Parallel Execution Plan¶
For all PyOP2 backends with the exception of sequential, a parallel execution
plan is computed for each par_loop()
. It contains information
guiding the code generator on how to partition, stage and colour the data for
efficient parallel processing.
Partitioning¶
The iteration set is split into a number of equally sized and contiguous mini-partitions such that the working set of each mini-partition fits into shared memory or last level cache. This is unrelated to the partitioning required for MPI as described in MPI.

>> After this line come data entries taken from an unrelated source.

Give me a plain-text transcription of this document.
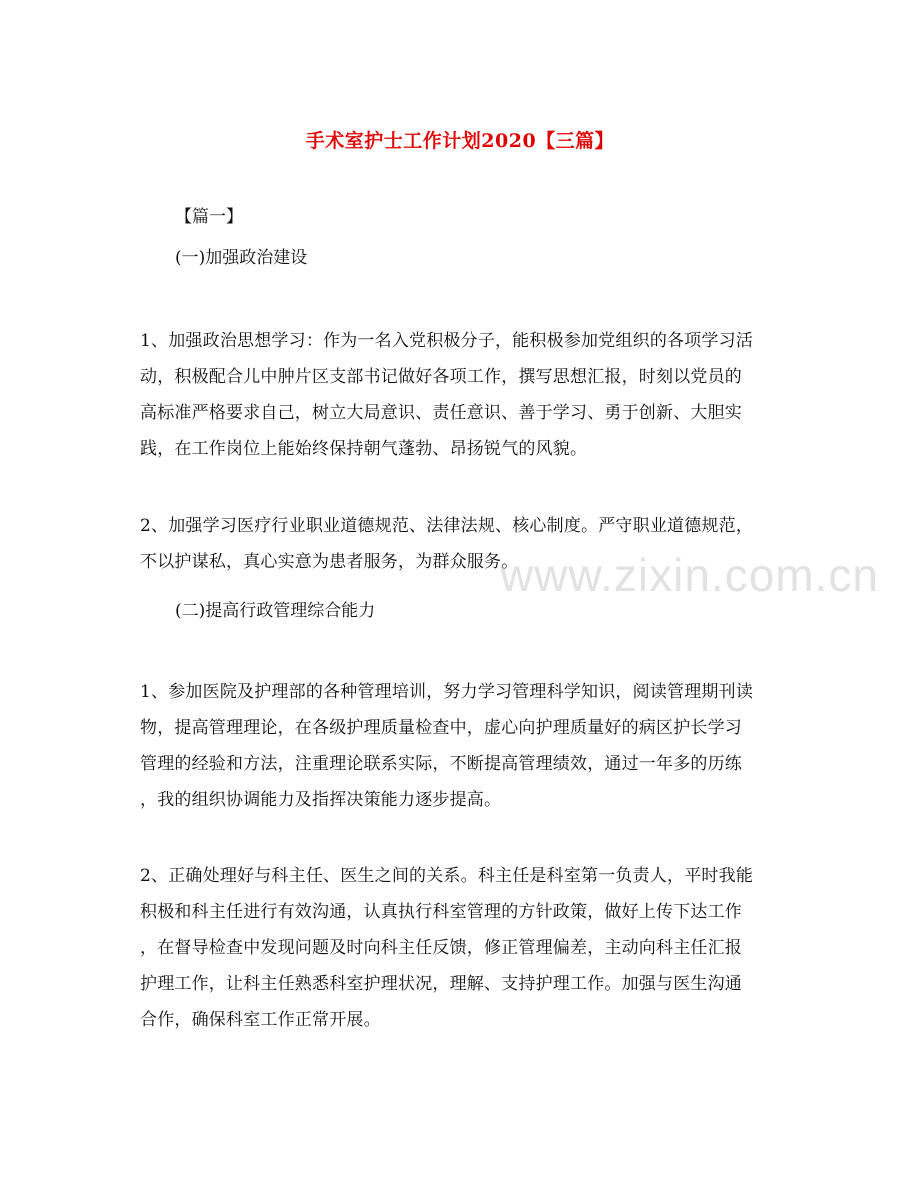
手术室护士工作计划2020【三篇】
【篇一】
(一)加强政治建设
1、加强政治思想学习：作为一名入党积极分子，能积极参加党组织的各项学习活
动，积极配合儿中肿片区支部书记做好各项工作，撰写思想汇报，时刻以党员的
高标准严格要求自己，树立大局意识、责任意识、善于学习、勇于创新、大胆实
践，在工作岗位上能始终保持朝气蓬勃、昂扬锐气的风貌。
2、加强学习医疗行业职业道德规范、法律法规、核心制度。严守职业道德规范，
不以护谋私，真心实意为患者服务，为群众服务。
(二)提高行政管理综合能力
1、参加医院及护理部的各种管理培训，努力学习管理科学知识，阅读管理期刊读
物，提高管理理论，在各级护理质量检查中，虚心向护理质量好的病区护长学习
管理的经验和方法，注重理论联系实际，不断提高管理绩效，通过一年多的历练
，我的组织协调能力及指挥决策能力逐步提高。
2、正确处理好与科主任、医生之间的关系。科主任是科室第一负责人，平时我能
积极和科主任进行有效沟通，认真执行科室管理的方针政策，做好上传下达工作
，在督导检查中发现问题及时向科主任反馈，修正管理偏差，主动向科主任汇报
护理工作，让科主任熟悉科室护理状况，理解、支持护理工作。加强与医生沟通
合作，确保科室工作正常开展。
www.zixin.com.cn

Local Renumbering and Staging¶
While a mini-partition is a contiguous chunk of the iteration set, the
indirectly accessed data it references is not necessarily contiguous. For each
mini-partition and unique Dat
-Map
pair, a
mapping from local indices within the partition to global indices is
constructed as the sorted array of unique Map
indices accessed
by this partition. At the same time, a global-to-local mapping is constructed
as its inverse.
Data for indirectly accessed Dat
arguments is staged in shared
device memory as described in PyOP2 Backends. For each partition, the
local-to-global mapping indicates where data to be staged in is read from and
the global-to-local mapping gives the location in shared memory data has been
staged at. The amount of shared memory required is computed from the size of
the local-to-global mapping.
Colouring¶
A two-level colouring is used to avoid race conditions. Partitions are
coloured such that partitions of the same colour can be executed concurrently
and threads executing on a partition in parallel are coloured such that no two
threads indirectly reference the same data. Only par_loop()

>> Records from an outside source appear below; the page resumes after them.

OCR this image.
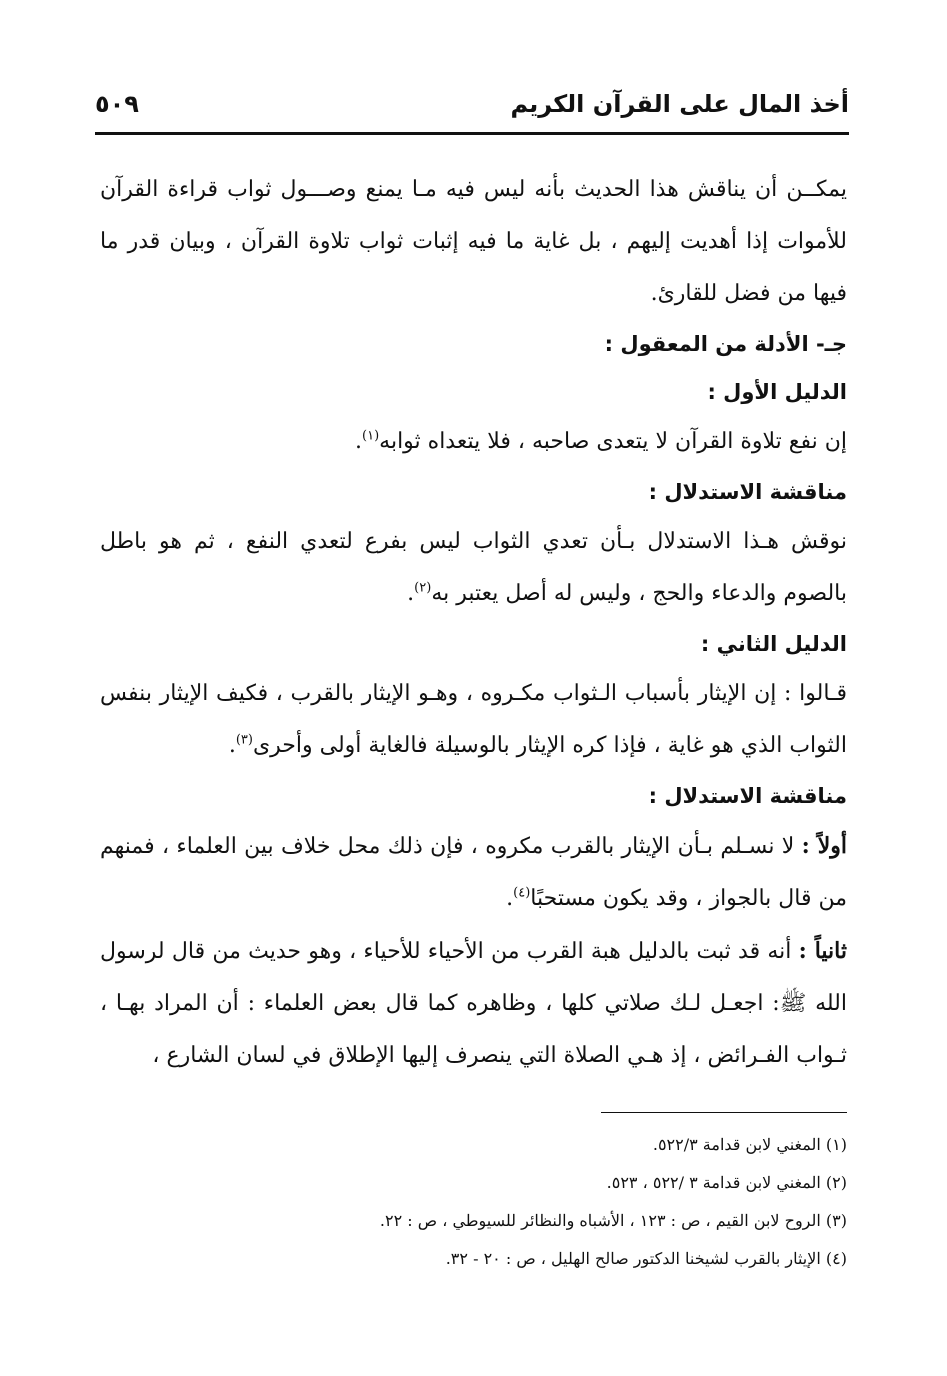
أخذ المال على القرآن الكريم
٥٠٩

يمكــن أن يناقش هذا الحديث بأنه ليس فيه مـا يمنع وصـــول ثواب قراءة القرآن للأموات إذا أهديت إليهم ، بل غاية ما فيه إثبات ثواب تلاوة القرآن ، وبيان قدر ما فيها من فضل للقارئ.

جـ- الأدلة من المعقول :

الدليل الأول :

إن نفع تلاوة القرآن لا يتعدى صاحبه ، فلا يتعداه ثوابه$^{(١)}$.

مناقشة الاستدلال :

نوقش هـذا الاستدلال بـأن تعدي الثواب ليس بفرع لتعدي النفع ، ثم هو باطل بالصوم والدعاء والحج ، وليس له أصل يعتبر به$^{(٢)}$.

الدليل الثاني :

قـالوا : إن الإيثار بأسباب الـثواب مكـروه ، وهـو الإيثار بالقرب ، فكيف الإيثار بنفس الثواب الذي هو غاية ، فإذا كره الإيثار بالوسيلة فالغاية أولى وأحرى$^{(٣)}$.

مناقشة الاستدلال :

أولاً : لا نسـلم بـأن الإيثار بالقرب مكروه ، فإن ذلك محل خلاف بين العلماء ، فمنهم من قال بالجواز ، وقد يكون مستحبًا$^{(٤)}$.

ثانياً : أنه قد ثبت بالدليل هبة القرب من الأحياء للأحياء ، وهو حديث من قال لرسول الله ﷺ: اجعـل لـك صلاتي كلها ، وظاهره كما قال بعض العلماء : أن المراد بهـا ، ثـواب الفـرائض ، إذ هـي الصلاة التي ينصرف إليها الإطلاق في لسان الشارع ،

(١) المغني لابن قدامة ٥٢٢/٣.
(٢) المغني لابن قدامة ٣ /٥٢٢ ، ٥٢٣.
(٣) الروح لابن القيم ، ص : ١٢٣ ، الأشباه والنظائر للسيوطي ، ص : ٢٢.
(٤) الإيثار بالقرب لشيخنا الدكتور صالح الهليل ، ص : ٢٠ - ٣٢.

arguments performing an indirect reduction or assembling a matrix require
colouring. Matrices are coloured per row.
For each element of a Set
indirectly accessed in a
par_loop()
, a bit vector is used to record which colours
indirectly reference it. To colour each thread within a partition, the
algorithm proceeds as follows:
Loop over all indirectly accessed arguments and collect the colours of all
Set
elements referenced by the current thread in a bit mask.Choose the next available colour as the colour of the current thread.
Loop over all
Set
elements indirectly accessed by the current thread again and set the new colour in their colour mask.
Since the bit mask is a 32-bit integer, up to 32 colours can be processed in a single pass, which is sufficient for most applications. If not all threads can be coloured with 32 distinct colours, the mask is reset and another pass is made, where each newly allocated colour is offset by 32. Should another pass be required, the offset is increased to 64 and so on until all threads are coloured.
The colouring of mini-partitions is done in the same way, except that all
Set
elements indirectly accessed by the entire partition are
referenced, not only those accessed by a single thread.